Fossil Free Karlsruhe ist eine bürgerschaftlich getragene überparteiliche Gruppe, die sich im September 2018 als Ortsgruppe von Fossil Free Deutschland gegründet hat. Wir sind Teil dieser weltweiten Kampagne von 350.org und wollen den Ausstieg aus der fossilen Wirtschaftsweise auch in Karlsruhe vorantreiben.

Der Name 350.org leitet sich von 350 ppm (parts per million, Teilchen pro Million) ab. Das ist der Gehalt von Kohlendioxid in der Atmosphäre, der die sichere obere Grenze darstellt, deren Überschreiten sehr wahrscheinlich zu einem irreversiblen Kippen des Klimasystems führt und unseren Planeten in weiten Teilen unbewohnbar macht.

Wir unterstützen die Ziele von 350.org und Fossil Free. Wir wollen eine BürgerInnen-Energiewende hin zu Erneuerbaren, keine Kohle-, Öl- und Gasprojekte mehr und kein Cent für schmutzige Energie. Wir orientieren uns dabei am 1,5-Grad-Ziel, wie es im Pariser Abkommen von 2015 niedergelegt ist.

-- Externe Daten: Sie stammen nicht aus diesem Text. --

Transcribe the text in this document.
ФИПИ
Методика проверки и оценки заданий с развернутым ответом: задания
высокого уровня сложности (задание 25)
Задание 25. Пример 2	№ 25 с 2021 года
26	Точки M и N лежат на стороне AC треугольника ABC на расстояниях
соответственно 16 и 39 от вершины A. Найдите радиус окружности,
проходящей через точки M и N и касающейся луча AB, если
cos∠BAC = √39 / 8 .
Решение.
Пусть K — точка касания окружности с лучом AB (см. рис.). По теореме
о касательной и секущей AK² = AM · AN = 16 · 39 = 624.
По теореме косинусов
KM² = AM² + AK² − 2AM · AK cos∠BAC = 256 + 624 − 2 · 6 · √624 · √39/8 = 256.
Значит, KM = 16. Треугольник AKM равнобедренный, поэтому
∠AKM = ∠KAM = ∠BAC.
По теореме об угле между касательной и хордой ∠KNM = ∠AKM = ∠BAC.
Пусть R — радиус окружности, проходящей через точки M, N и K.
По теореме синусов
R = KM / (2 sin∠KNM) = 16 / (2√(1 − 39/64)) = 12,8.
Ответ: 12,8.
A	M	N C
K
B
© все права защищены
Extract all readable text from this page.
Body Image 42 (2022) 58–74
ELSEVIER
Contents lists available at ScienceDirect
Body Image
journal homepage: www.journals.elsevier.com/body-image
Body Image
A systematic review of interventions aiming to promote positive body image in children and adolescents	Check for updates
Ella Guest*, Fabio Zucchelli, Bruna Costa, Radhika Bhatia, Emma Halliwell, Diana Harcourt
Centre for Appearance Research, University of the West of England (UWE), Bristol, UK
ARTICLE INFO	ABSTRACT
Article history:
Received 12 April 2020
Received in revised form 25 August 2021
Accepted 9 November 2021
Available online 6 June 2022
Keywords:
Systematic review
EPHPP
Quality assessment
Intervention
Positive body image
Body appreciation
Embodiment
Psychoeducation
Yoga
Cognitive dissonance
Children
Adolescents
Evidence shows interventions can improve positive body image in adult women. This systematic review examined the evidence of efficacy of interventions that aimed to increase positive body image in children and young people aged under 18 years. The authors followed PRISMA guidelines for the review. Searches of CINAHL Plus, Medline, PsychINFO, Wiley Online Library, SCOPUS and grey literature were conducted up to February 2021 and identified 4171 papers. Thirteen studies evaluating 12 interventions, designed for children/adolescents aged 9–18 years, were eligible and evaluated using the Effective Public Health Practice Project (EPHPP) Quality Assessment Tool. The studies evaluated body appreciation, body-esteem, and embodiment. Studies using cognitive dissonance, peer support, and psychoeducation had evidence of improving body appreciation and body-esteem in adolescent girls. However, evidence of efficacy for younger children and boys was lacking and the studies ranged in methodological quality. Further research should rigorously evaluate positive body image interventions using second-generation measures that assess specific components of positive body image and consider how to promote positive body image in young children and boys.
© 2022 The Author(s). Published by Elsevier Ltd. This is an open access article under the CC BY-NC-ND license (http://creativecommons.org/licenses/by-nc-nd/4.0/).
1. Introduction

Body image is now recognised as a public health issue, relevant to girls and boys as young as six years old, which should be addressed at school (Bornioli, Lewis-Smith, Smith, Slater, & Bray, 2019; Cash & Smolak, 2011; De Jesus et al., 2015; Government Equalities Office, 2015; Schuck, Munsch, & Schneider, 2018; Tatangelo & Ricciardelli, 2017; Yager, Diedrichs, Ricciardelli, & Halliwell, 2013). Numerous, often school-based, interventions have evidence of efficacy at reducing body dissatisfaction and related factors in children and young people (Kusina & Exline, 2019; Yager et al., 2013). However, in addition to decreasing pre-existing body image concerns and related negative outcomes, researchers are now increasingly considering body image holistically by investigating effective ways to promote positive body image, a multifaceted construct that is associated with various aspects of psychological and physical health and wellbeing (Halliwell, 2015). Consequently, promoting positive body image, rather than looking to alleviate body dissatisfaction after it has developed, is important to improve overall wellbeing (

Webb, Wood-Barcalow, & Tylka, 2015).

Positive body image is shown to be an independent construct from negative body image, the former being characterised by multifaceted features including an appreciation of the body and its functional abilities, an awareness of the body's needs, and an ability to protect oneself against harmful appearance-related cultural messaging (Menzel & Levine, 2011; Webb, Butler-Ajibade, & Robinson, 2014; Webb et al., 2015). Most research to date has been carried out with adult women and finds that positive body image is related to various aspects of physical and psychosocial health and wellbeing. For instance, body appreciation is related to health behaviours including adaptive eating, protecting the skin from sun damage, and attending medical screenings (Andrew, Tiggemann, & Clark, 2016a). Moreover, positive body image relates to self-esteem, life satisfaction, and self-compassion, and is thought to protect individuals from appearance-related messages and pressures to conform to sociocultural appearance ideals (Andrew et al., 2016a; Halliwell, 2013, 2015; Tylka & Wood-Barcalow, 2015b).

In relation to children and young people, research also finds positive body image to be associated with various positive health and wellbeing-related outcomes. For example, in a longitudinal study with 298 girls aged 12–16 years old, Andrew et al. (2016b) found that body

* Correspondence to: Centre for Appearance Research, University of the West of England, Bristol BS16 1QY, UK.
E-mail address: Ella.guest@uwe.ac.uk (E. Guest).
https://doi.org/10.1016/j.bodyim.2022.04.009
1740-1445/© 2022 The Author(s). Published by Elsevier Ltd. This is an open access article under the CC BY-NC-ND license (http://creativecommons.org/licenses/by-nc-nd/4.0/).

Gemäß dem Klimaschutzkonzept 2030, das der Karlsruher Gemeinderat für die Stadt im Frühjahr 2020 verabschiedet hat, soll Karlsruhe bis zum Jahr 2050 klimaneutral werden. Wiewohl wir die zahlreichen positiven Ansätze des Konzepts etwa im Bereich der Photovoltaik begrüßen, so können wir die zeitliche Perspektive keinesfalls teilen. Karlsruhe muss deutlich früher klimaneutral werden, um das 1,5-Grad-Ziel zu ereichen.

Unseren Beitrag dazu leisten wir auf mehreren Feldern. Zusammen mit den örtlichen Gruppen von Fridays for Future, Scientists for Future, Parents4Future und der Karlshochschule haben wir 2019 und 2020 eine Serien von Runden Tischen zu Schlüsselthemen rund um den Klimaschutz auf den Weg gebracht. Der damit angestoßene breite gesellschaftliche Dialog mit den Gemeinderatsfraktionen und Gruppen aus ganz unterschiedlichen gesellschaftlichen Zusammenhängen erhielt sehr viel positive Resonanz.

Ein weiterer Schwerpunkt ist unser Projekt Faktor2. Wir knüpfen damit an die Idee des Divestments an, das die Fossil Free-Bewegung verfolgt, und gehen damit gleichzeitig einen Schritt weiter. Wir wenden uns gegen die Investition in fossile Energien und setzen das bessere Geschäftsmodell dagegen: Im Ausbau der Solarenergie in Karlsruhe sehen wir ein gewaltiges Potential, mit dem Karlsruhe das 1,5-Grad-Ziel erreichen kann. Mit Faktor2 möchten wir den kommunalen und bundesweiten politischen Prozess in der Klimapolitik vorantreiben und sichtbar und hörbar werden. In diesem Kontext unterstützen wir auch die Fridays for Future-Bewegung in Karlsruhe.